I agree. You have to know when to stop.

No expert but I assume anything you do that is good faith usage of the site is OK. And take screenshots and report the potential problem. But making a python script to pull down data once you know? That is like getting in that car.

Real life example of fine would be you walk past a bank at midnight when it is unstaffed and the doors open so you have access to lobby (and it isnt just the night atm area). You call police on non emergency no and let them know.

This is exactly what I thought. The person did something illegal by accessing random accounts and no explanation makes this better. Could have asked his diving students for their consent, could have asked past students for their consent to access their accounts - but random accounts you cannot access.

Since this is a Maltese company I would assume different rules apply, but no clue how this is dealt with in Malta.

How the company reacted is bad, no question, but I can’t glance over the fact how the person did the initial „recon“.

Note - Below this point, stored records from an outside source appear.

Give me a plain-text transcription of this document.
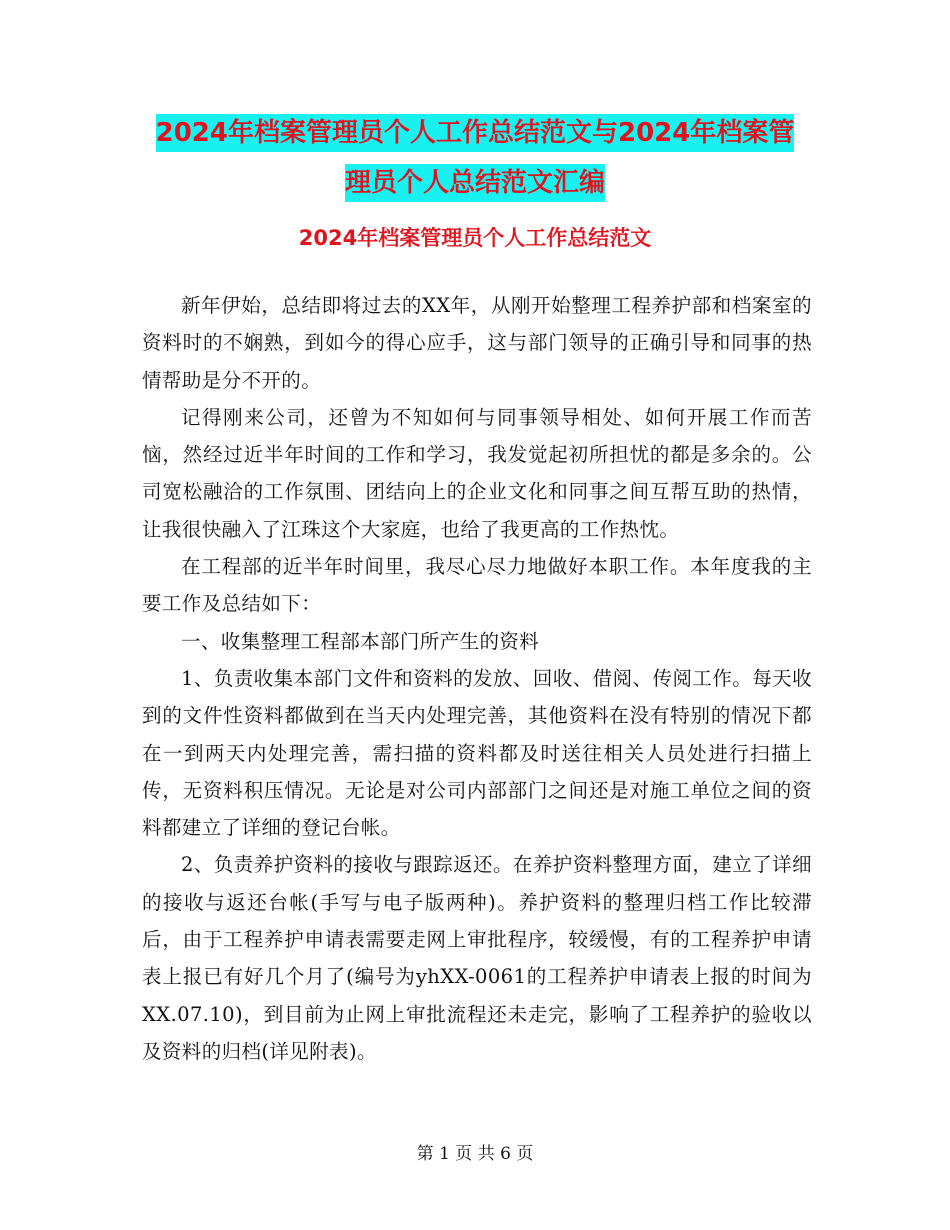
2024年档案管理员个人工作总结范文与2024年档案管
理员个人总结范文汇编
2024年档案管理员个人工作总结范文

新年伊始，总结即将过去的XX年，从刚开始整理工程养护部和档案室的资料时的不娴熟，到如今的得心应手，这与部门领导的正确引导和同事的热情帮助是分不开的。

记得刚来公司，还曾为不知如何与同事领导相处、如何开展工作而苦恼，然经过近半年时间的工作和学习，我发觉起初所担忧的都是多余的。公司宽松融洽的工作氛围、团结向上的企业文化和同事之间互帮互助的热情，让我很快融入了江珠这个大家庭，也给了我更高的工作热忱。

在工程部的近半年时间里，我尽心尽力地做好本职工作。本年度我的主要工作及总结如下：

一、收集整理工程部本部门所产生的资料

1、负责收集本部门文件和资料的发放、回收、借阅、传阅工作。每天收到的文件性资料都做到在当天内处理完善，其他资料在没有特别的情况下都在一到两天内处理完善，需扫描的资料都及时送往相关人员处进行扫描上传，无资料积压情况。无论是对公司内部部门之间还是对施工单位之间的资料都建立了详细的登记台帐。

2、负责养护资料的接收与跟踪返还。在养护资料整理方面，建立了详细的接收与返还台帐(手写与电子版两种)。养护资料的整理归档工作比较滞后，由于工程养护申请表需要走网上审批程序，较缓慢，有的工程养护申请表上报已有好几个月了(编号为yhXX-0061的工程养护申请表上报的时间为XX.07.10)，到目前为止网上审批流程还未走完，影响了工程养护的验收以及资料的归档(详见附表)。

第 1 页 共 6 页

It's illegal in the US, too. This is an incredibly stupid thing to do. You never, ever test on other people's accounts. Once you know about the vulnerability, you stop and report it.

Knowing the front door is unlocked does not mean you can go inside.

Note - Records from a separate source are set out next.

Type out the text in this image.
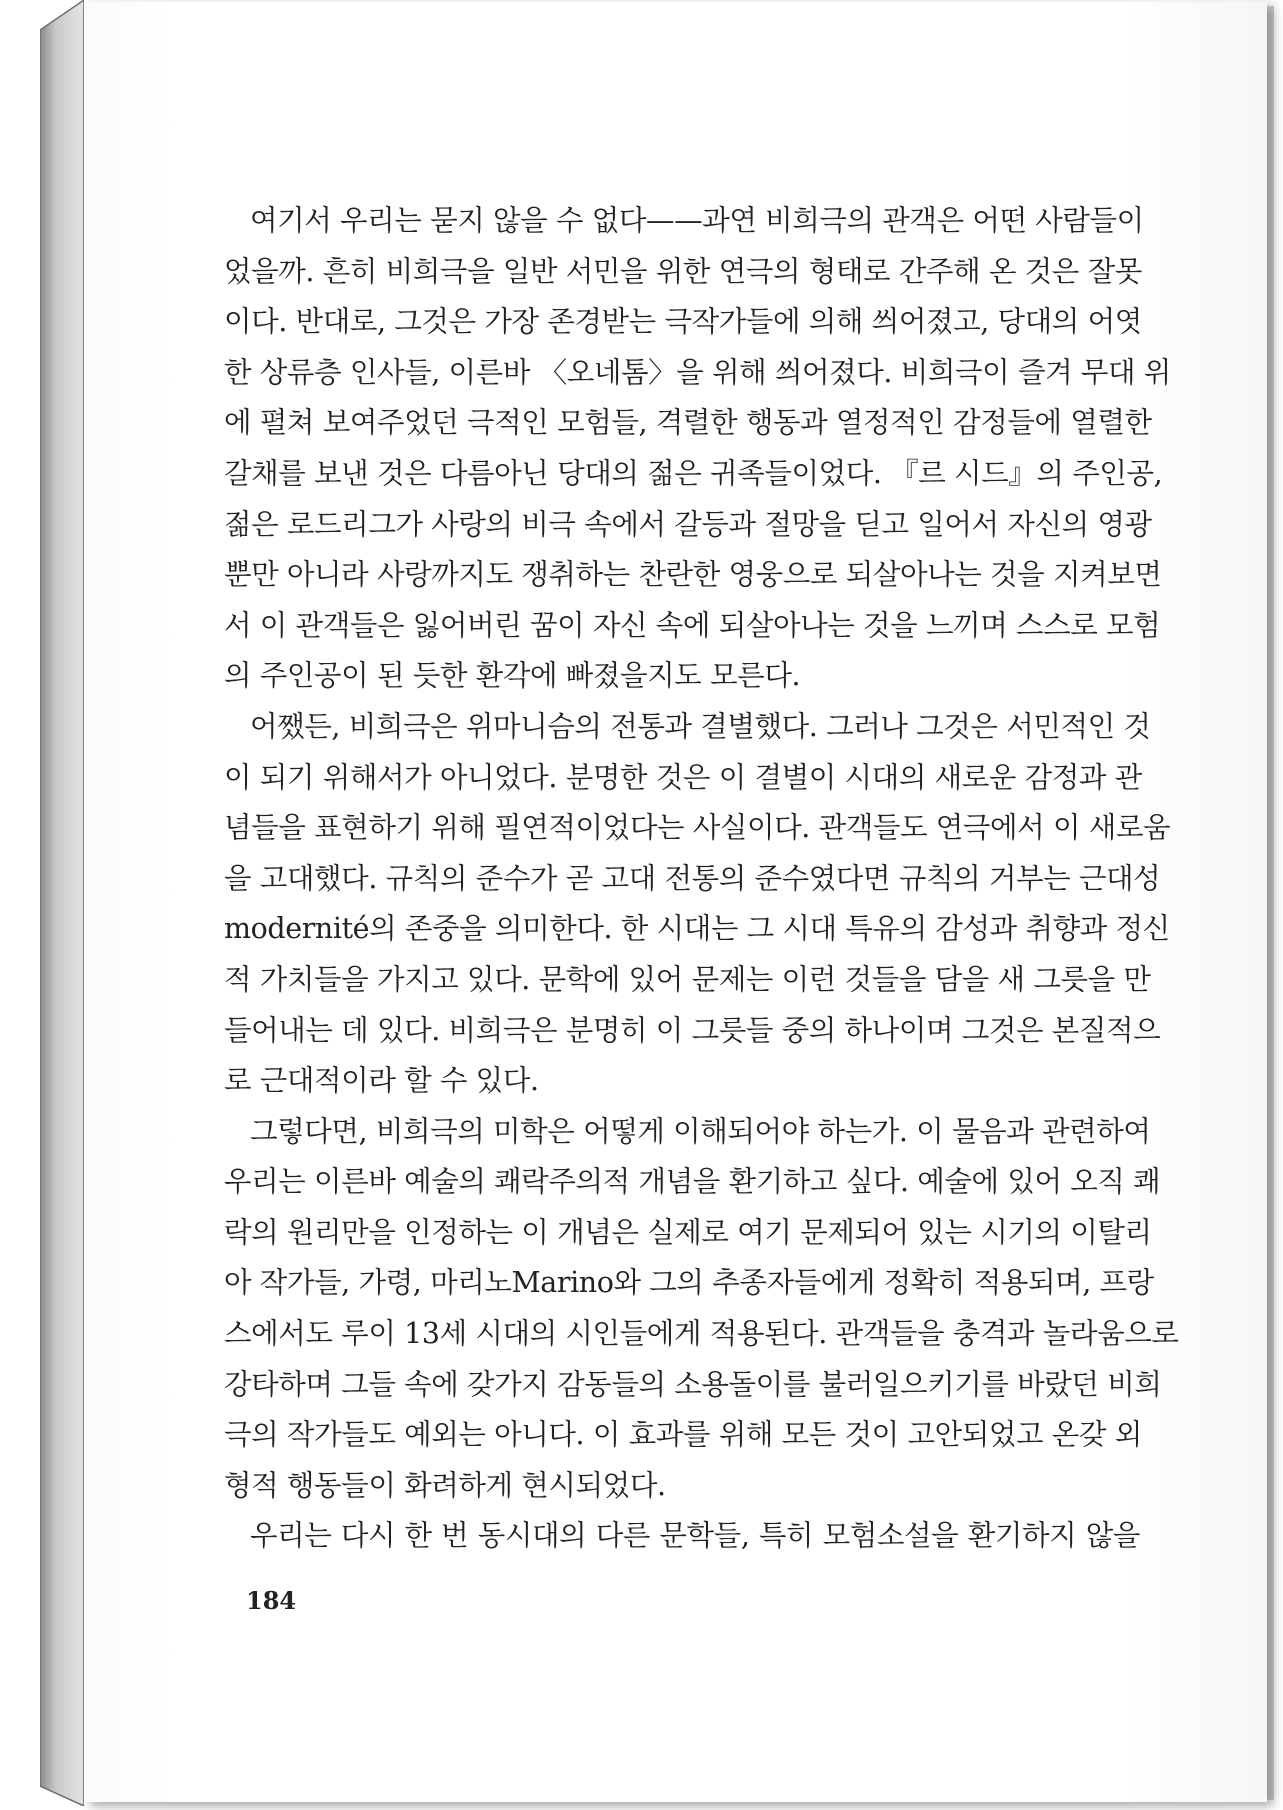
여기서 우리는 묻지 않을 수 없다——과연 비희극의 관객은 어떤 사람들이
었을까. 흔히 비희극을 일반 서민을 위한 연극의 형태로 간주해 온 것은 잘못
이다. 반대로, 그것은 가장 존경받는 극작가들에 의해 씌어졌고, 당대의 어엿
한 상류층 인사들, 이른바 〈오네톰〉을 위해 씌어졌다. 비희극이 즐겨 무대 위
에 펼쳐 보여주었던 극적인 모험들, 격렬한 행동과 열정적인 감정들에 열렬한
갈채를 보낸 것은 다름아닌 당대의 젊은 귀족들이었다. 『르 시드』의 주인공,
젊은 로드리그가 사랑의 비극 속에서 갈등과 절망을 딛고 일어서 자신의 영광
뿐만 아니라 사랑까지도 쟁취하는 찬란한 영웅으로 되살아나는 것을 지켜보면
서 이 관객들은 잃어버린 꿈이 자신 속에 되살아나는 것을 느끼며 스스로 모험
의 주인공이 된 듯한 환각에 빠졌을지도 모른다.
어쨌든, 비희극은 위마니슴의 전통과 결별했다. 그러나 그것은 서민적인 것
이 되기 위해서가 아니었다. 분명한 것은 이 결별이 시대의 새로운 감정과 관
념들을 표현하기 위해 필연적이었다는 사실이다. 관객들도 연극에서 이 새로움
을 고대했다. 규칙의 준수가 곧 고대 전통의 준수였다면 규칙의 거부는 근대성
modernité의 존중을 의미한다. 한 시대는 그 시대 특유의 감성과 취향과 정신
적 가치들을 가지고 있다. 문학에 있어 문제는 이런 것들을 담을 새 그릇을 만
들어내는 데 있다. 비희극은 분명히 이 그릇들 중의 하나이며 그것은 본질적으
로 근대적이라 할 수 있다.
그렇다면, 비희극의 미학은 어떻게 이해되어야 하는가. 이 물음과 관련하여
우리는 이른바 예술의 쾌락주의적 개념을 환기하고 싶다. 예술에 있어 오직 쾌
락의 원리만을 인정하는 이 개념은 실제로 여기 문제되어 있는 시기의 이탈리
아 작가들, 가령, 마리노Marino와 그의 추종자들에게 정확히 적용되며, 프랑
스에서도 루이 13세 시대의 시인들에게 적용된다. 관객들을 충격과 놀라움으로
강타하며 그들 속에 갖가지 감동들의 소용돌이를 불러일으키기를 바랐던 비희
극의 작가들도 예외는 아니다. 이 효과를 위해 모든 것이 고안되었고 온갖 외
형적 행동들이 화려하게 현시되었다.
우리는 다시 한 번 동시대의 다른 문학들, 특히 모험소설을 환기하지 않을
184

  • Don't comment on topics you know nothing about. Nothing this guy did is illegal in the US. Everything this guy did followed standard procedures for reporting security issues. The company apparently didn't understand anything about running a secure software operation and did everything wrong. And there in lies the problem. Without civil penalties for this type of bad behavior, then it will continue. In the US, a lawyer doing this would risk disbarment as this type of behavior dances on the edge of violating whistleblower laws.

    • I know exactly what I'm talking about, I'm a security engineer lol. Who has worked with plenty of lawyers.

      Yes, this is absolutely illegal. The CFAA is pretty fuzzy when it comes to vuln reporting but accessing other people's accounts without their permission is a line you don't cross. Having a badly secured site is usually not a crime, but hacking one is.

      Several jobs ago, some dumbass tested a bunch of API keys that people had accidentally committed on github and then "reported" the vulnerability to us.

      The in-house atty I was working with was furious and the guy narrowly avoided legal trouble. If he'd just emailed us about it, we'd've given him something.

      Also, whistleblower laws are for employees, not randos doing dumb shit online.